The Maradu municipality in Ernakulam has started the procedure to vacate more than 300 families from their apartments and demolish the four buildings before the Supreme Court-set deadline of September 20. With not much hope to retain their houses, the families have now come onto to the streets, protesting and demanding to stop the eviction.
But how did these apartment buildings, which are at least over 10 years old, get entangled in the years-old legal battle?
The four apartment buildings - Jains Coral Cove, Golden Kayaloram, H2O Holy Faith and Alfa Serene – received the permission for construction before 2005. That time Maradu was a gram panchayat, it was upgraded to municiplaity in November 2010.
Speaking to TNM, KA Devassy, who was the president of Maradu gram panchayat back in 2005, says that it all started during a vigilance probe against a panchayat official.
“The then secretary of the panchayat was facing a vigilance probe by the Local Self Government Department (LSGD) in an issue.
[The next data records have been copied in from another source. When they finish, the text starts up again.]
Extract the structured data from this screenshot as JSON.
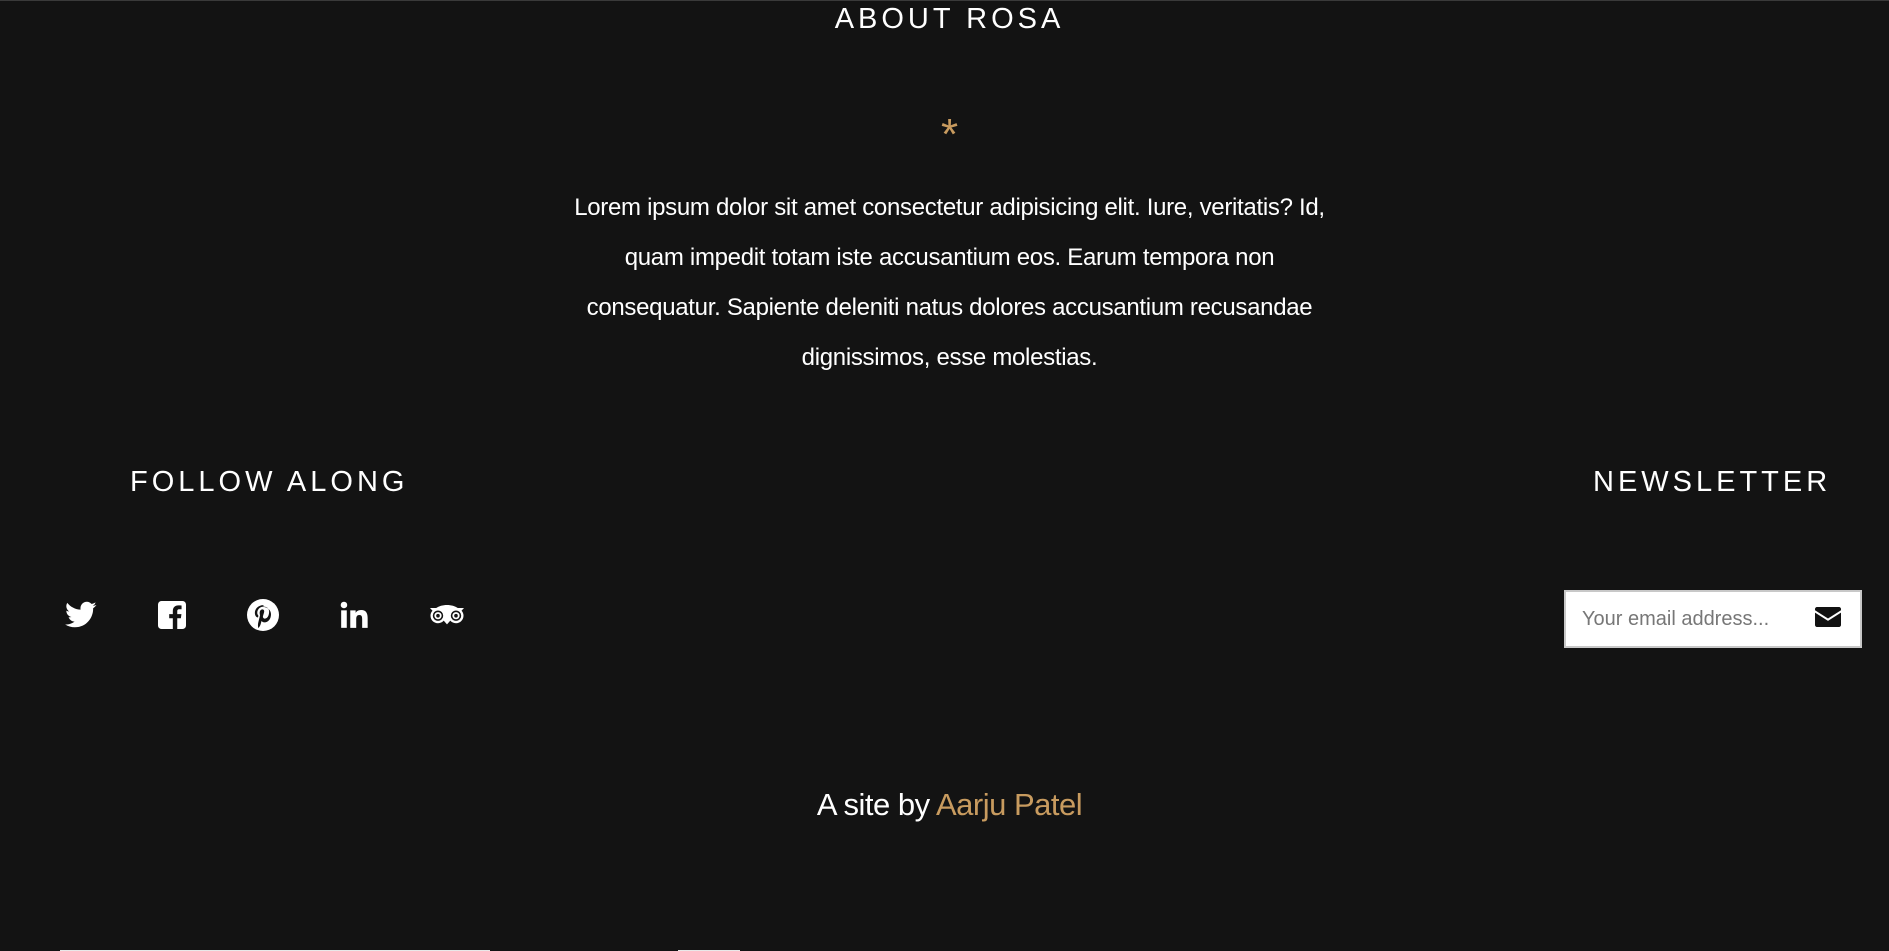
{
  "about": {
    "title": "ABOUT ROSA",
    "ornament": "*",
    "text": "Lorem ipsum dolor sit amet consectetur adipisicing elit. Iure, veritatis? Id, quam impedit totam iste accusantium eos. Earum tempora non consequatur. Sapiente deleniti natus dolores accusantium recusandae dignissimos, esse molestias."
  },
  "follow": {
    "title": "FOLLOW ALONG",
    "icons": [
      "twitter-icon",
      "facebook-icon",
      "pinterest-icon",
      "linkedin-icon",
      "tripadvisor-icon"
    ]
  },
  "newsletter": {
    "title": "NEWSLETTER",
    "placeholder": "Your email address...",
    "submit_icon": "envelope-icon"
  },
  "credit": {
    "prefix": "A site by ",
    "author": "Aarju Patel"
  },
  "colors": {
    "background": "#131313",
    "accent": "#c89b5f",
    "text": "#ffffff"
  }
}
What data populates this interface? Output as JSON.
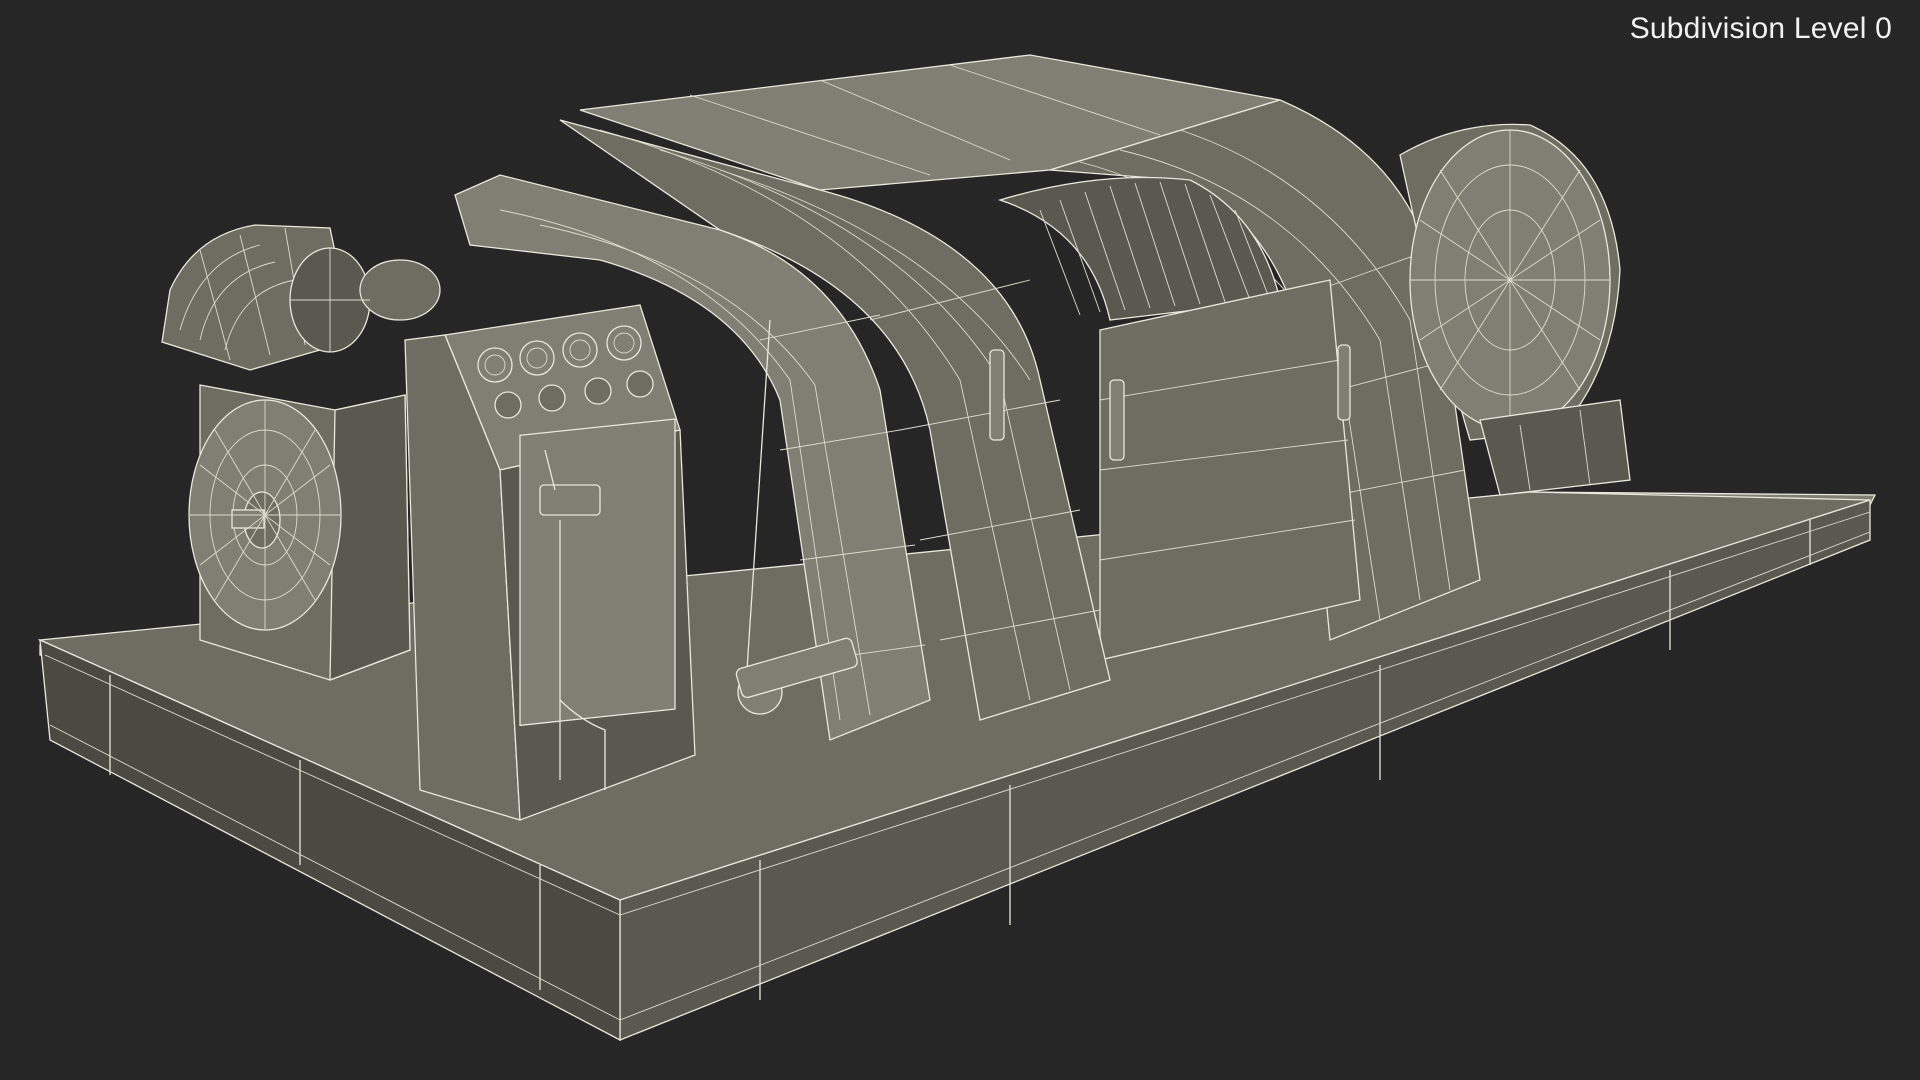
{
  "viewport": {
    "subdivision_label": "Subdivision Level 0",
    "background": "#262626",
    "model_color": "#807f73",
    "wire_color": "#e8e8dc"
  },
  "model": {
    "control_panel": {
      "gauges": 4,
      "knobs": 4
    }
  }
}
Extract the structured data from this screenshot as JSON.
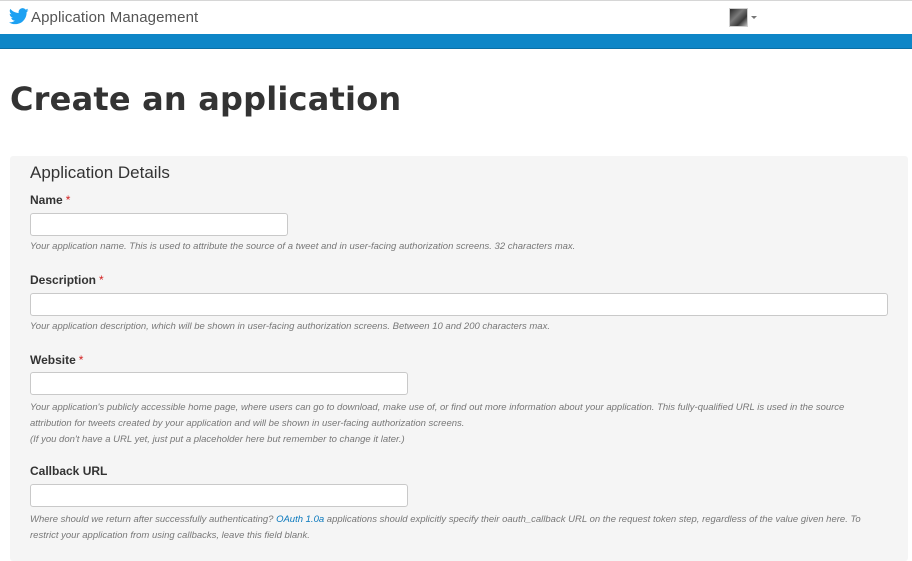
{
  "header": {
    "app_title": "Application Management",
    "logo_icon": "twitter-bird-icon",
    "accent_color": "#0e86c7"
  },
  "page": {
    "title": "Create an application"
  },
  "form": {
    "section_title": "Application Details",
    "required_marker": "*",
    "name": {
      "label": "Name",
      "value": "",
      "help": "Your application name. This is used to attribute the source of a tweet and in user-facing authorization screens. 32 characters max."
    },
    "description": {
      "label": "Description",
      "value": "",
      "help": "Your application description, which will be shown in user-facing authorization screens. Between 10 and 200 characters max."
    },
    "website": {
      "label": "Website",
      "value": "",
      "help_line1": "Your application's publicly accessible home page, where users can go to download, make use of, or find out more information about your application. This fully-qualified URL is used in the source attribution for tweets created by your application and will be shown in user-facing authorization screens.",
      "help_line2": "(If you don't have a URL yet, just put a placeholder here but remember to change it later.)"
    },
    "callback": {
      "label": "Callback URL",
      "value": "",
      "help_before": "Where should we return after successfully authenticating? ",
      "help_link": "OAuth 1.0a",
      "help_after": " applications should explicitly specify their oauth_callback URL on the request token step, regardless of the value given here. To restrict your application from using callbacks, leave this field blank."
    }
  }
}
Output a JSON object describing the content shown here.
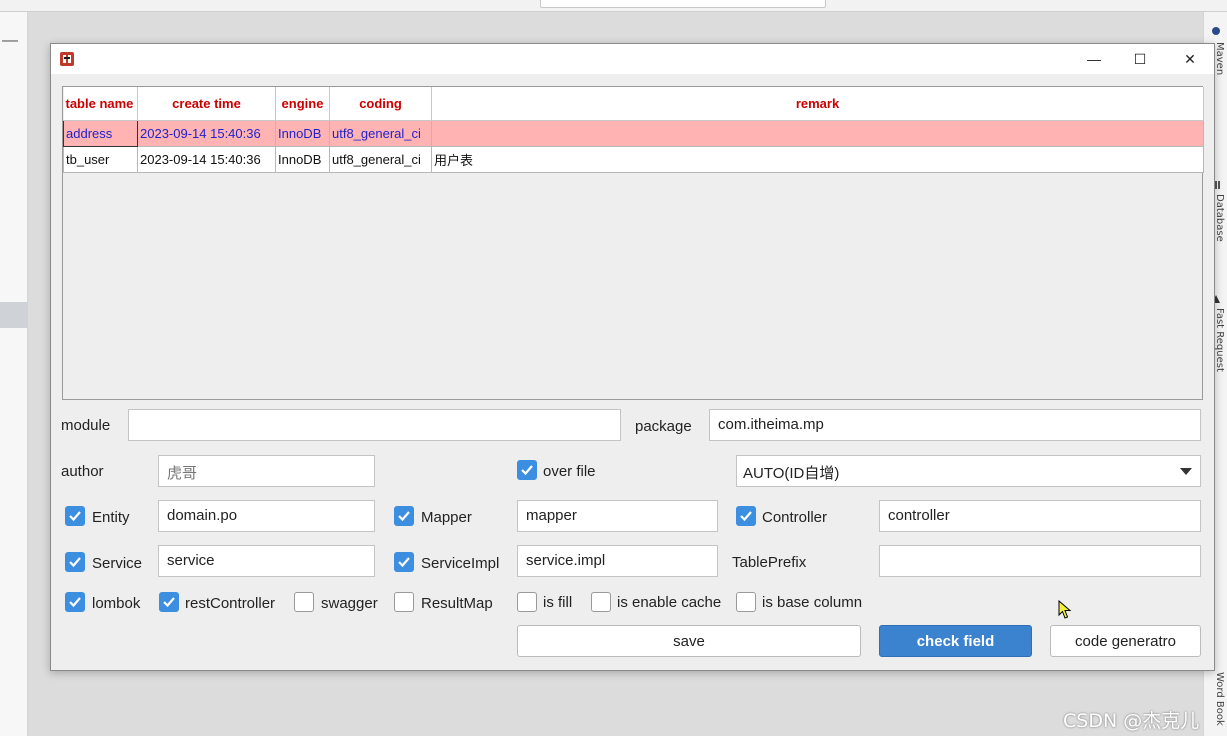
{
  "window": {
    "minimize_glyph": "—",
    "maximize_glyph": "☐",
    "close_glyph": "✕"
  },
  "table": {
    "headers": [
      "table name",
      "create time",
      "engine",
      "coding",
      "remark"
    ],
    "rows": [
      [
        "address",
        "2023-09-14 15:40:36",
        "InnoDB",
        "utf8_general_ci",
        ""
      ],
      [
        "tb_user",
        "2023-09-14 15:40:36",
        "InnoDB",
        "utf8_general_ci",
        "用户表"
      ]
    ],
    "selected_row": 0
  },
  "form": {
    "module_label": "module",
    "module_value": "",
    "package_label": "package",
    "package_value": "com.itheima.mp",
    "author_label": "author",
    "author_placeholder": "虎哥",
    "over_file_label": "over file",
    "over_file_checked": true,
    "id_type_selected": "AUTO(ID自增)",
    "entity_label": "Entity",
    "entity_checked": true,
    "entity_value": "domain.po",
    "mapper_label": "Mapper",
    "mapper_checked": true,
    "mapper_value": "mapper",
    "controller_label": "Controller",
    "controller_checked": true,
    "controller_value": "controller",
    "service_label": "Service",
    "service_checked": true,
    "service_value": "service",
    "serviceimpl_label": "ServiceImpl",
    "serviceimpl_checked": true,
    "serviceimpl_value": "service.impl",
    "tableprefix_label": "TablePrefix",
    "tableprefix_value": "",
    "lombok_label": "lombok",
    "lombok_checked": true,
    "restcontroller_label": "restController",
    "restcontroller_checked": true,
    "swagger_label": "swagger",
    "swagger_checked": false,
    "resultmap_label": "ResultMap",
    "resultmap_checked": false,
    "isfill_label": "is fill",
    "isfill_checked": false,
    "enablecache_label": "is enable cache",
    "enablecache_checked": false,
    "basecolumn_label": "is base column",
    "basecolumn_checked": false
  },
  "buttons": {
    "save": "save",
    "check_field": "check field",
    "code_generatro": "code generatro"
  },
  "ide_sidebar": {
    "tabs": [
      "Maven",
      "Database",
      "Fast Request",
      "Word Book"
    ]
  },
  "watermark": "CSDN @杰克儿",
  "colors": {
    "header_text": "#cc0000",
    "selected_row_bg": "#ffb3b3",
    "selected_row_text": "#2222cc",
    "checkbox_on": "#3c8ee0",
    "primary_button": "#3b82cf"
  }
}
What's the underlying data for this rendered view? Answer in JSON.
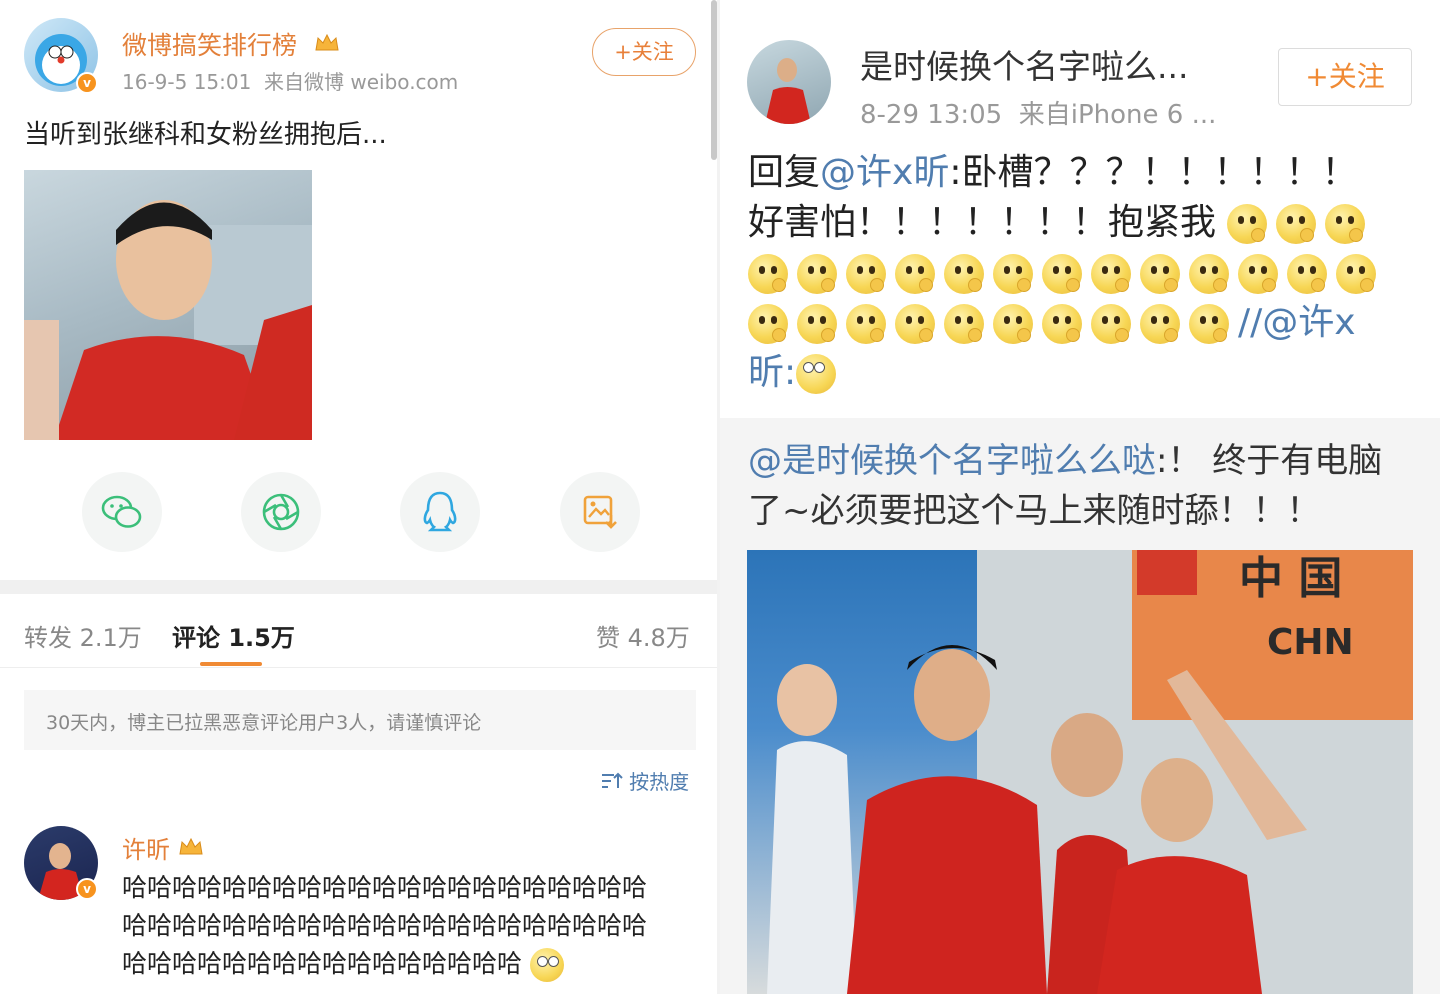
{
  "left_post": {
    "author": "微博搞笑排行榜",
    "meta": "16-9-5 15:01  来自微博 weibo.com",
    "follow_label": "+关注",
    "text": "当听到张继科和女粉丝拥抱后...",
    "share_icons": [
      "wechat-icon",
      "moments-icon",
      "qq-icon",
      "save-image-icon"
    ]
  },
  "tabs": {
    "repost": "转发 2.1万",
    "comment": "评论 1.5万",
    "like": "赞 4.8万"
  },
  "notice": "30天内，博主已拉黑恶意评论用户3人，请谨慎评论",
  "sort_label": "按热度",
  "comment": {
    "author": "许昕",
    "lines": [
      "哈哈哈哈哈哈哈哈哈哈哈哈哈哈哈哈哈哈哈哈哈",
      "哈哈哈哈哈哈哈哈哈哈哈哈哈哈哈哈哈哈哈哈哈",
      "哈哈哈哈哈哈哈哈哈哈哈哈哈哈哈哈"
    ]
  },
  "right_post": {
    "author": "是时候换个名字啦么...",
    "meta": "8-29 13:05  来自iPhone 6 ...",
    "follow_label": "+关注",
    "reply_prefix": "回复",
    "reply_mention": "@许x昕",
    "reply_text": ":卧槽？？？！！！！！！",
    "line2": "好害怕！！！！！！！抱紧我",
    "forward_mention": "//@许x",
    "forward_tail": "昕:",
    "quote_mention": "@是时候换个名字啦么么哒",
    "quote_text1": ":！ 终于有电脑",
    "quote_text2": "了~必须要把这个马上来随时舔！！！",
    "banner_text": "中 国",
    "banner_code": "CHN"
  },
  "colors": {
    "accent": "#f08a34",
    "link": "#507daf",
    "username": "#e3803a"
  }
}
When the vigilance wing of LSGD came for inspection, they seized all files on the secretary’s table and among them were files of the building permits of many apartments, including the four apartment buildings in question,” says Devassy.
He says that the 4 apartments facing demolition were among 13 other apartment buildings that the vigilance team said were given permits by the panchayat, violating the CRZ norms. The four builders had started the construction by 2006. In June 2007, on the direction of the vigilance wing of LSGD, the panchayat issued a show-cause notice to the builders.
“While all 13 builders were issued the notice, five of them approached the High Court, and that was the beginning of the legal battle,” said Devassy, who is now a councillor of Maradu municipality.
The High Court stayed notices, which sought to cancel the permission to the buildings.
With the interim order, Jain Housing and Construction Ltd (Jains Coral Cove), KP Varkey & VS Builders (Golden Kayaloram), Holy Faith Builders and Developers Pvt Ltd (H2O Holy Faith) and Alfa Ventures Private Ltd (Alfa Serene) continued the construction. Since Holiday Heritage was yet to begin construction, they scrapped the project.
By 2010, Marudu grama panchayat got elevated as a municipality.
The Maradu municipality moved the Division Bench of the High Court with an appeal against the single bench’s decision, although it was dismissed. It was after this that the Kerala Coastal Zone Management Authority (KCZMA) became a party to the case and moved the Supreme Court.
The Supreme Court observed that the writ petitions were filed directly in the HC, without giving a reply to the show-cause notice. In its judgment on May 8, the SC ordered the demolition of the buildings.
The builders filed a writ petition, stating that the apex court-appointed three-member committee did not give them a proper hearing on the show-cause notice pertaining to violations.
All through the legal battle, the flats were being occupied by residents, who now claim that they were not aware of the case.
“Ultimately, we the residents living here are bound to face the consequences,” said advocate Shamsudheen Karunagapally, chairperson of Maradu Bhavana Samrakshana Samithi (Maradu house protection council).
The residents, who are now left with not many options, are planning to move the High Court with writ petitions, stating that they have not been given a notice period before being asked to vacate.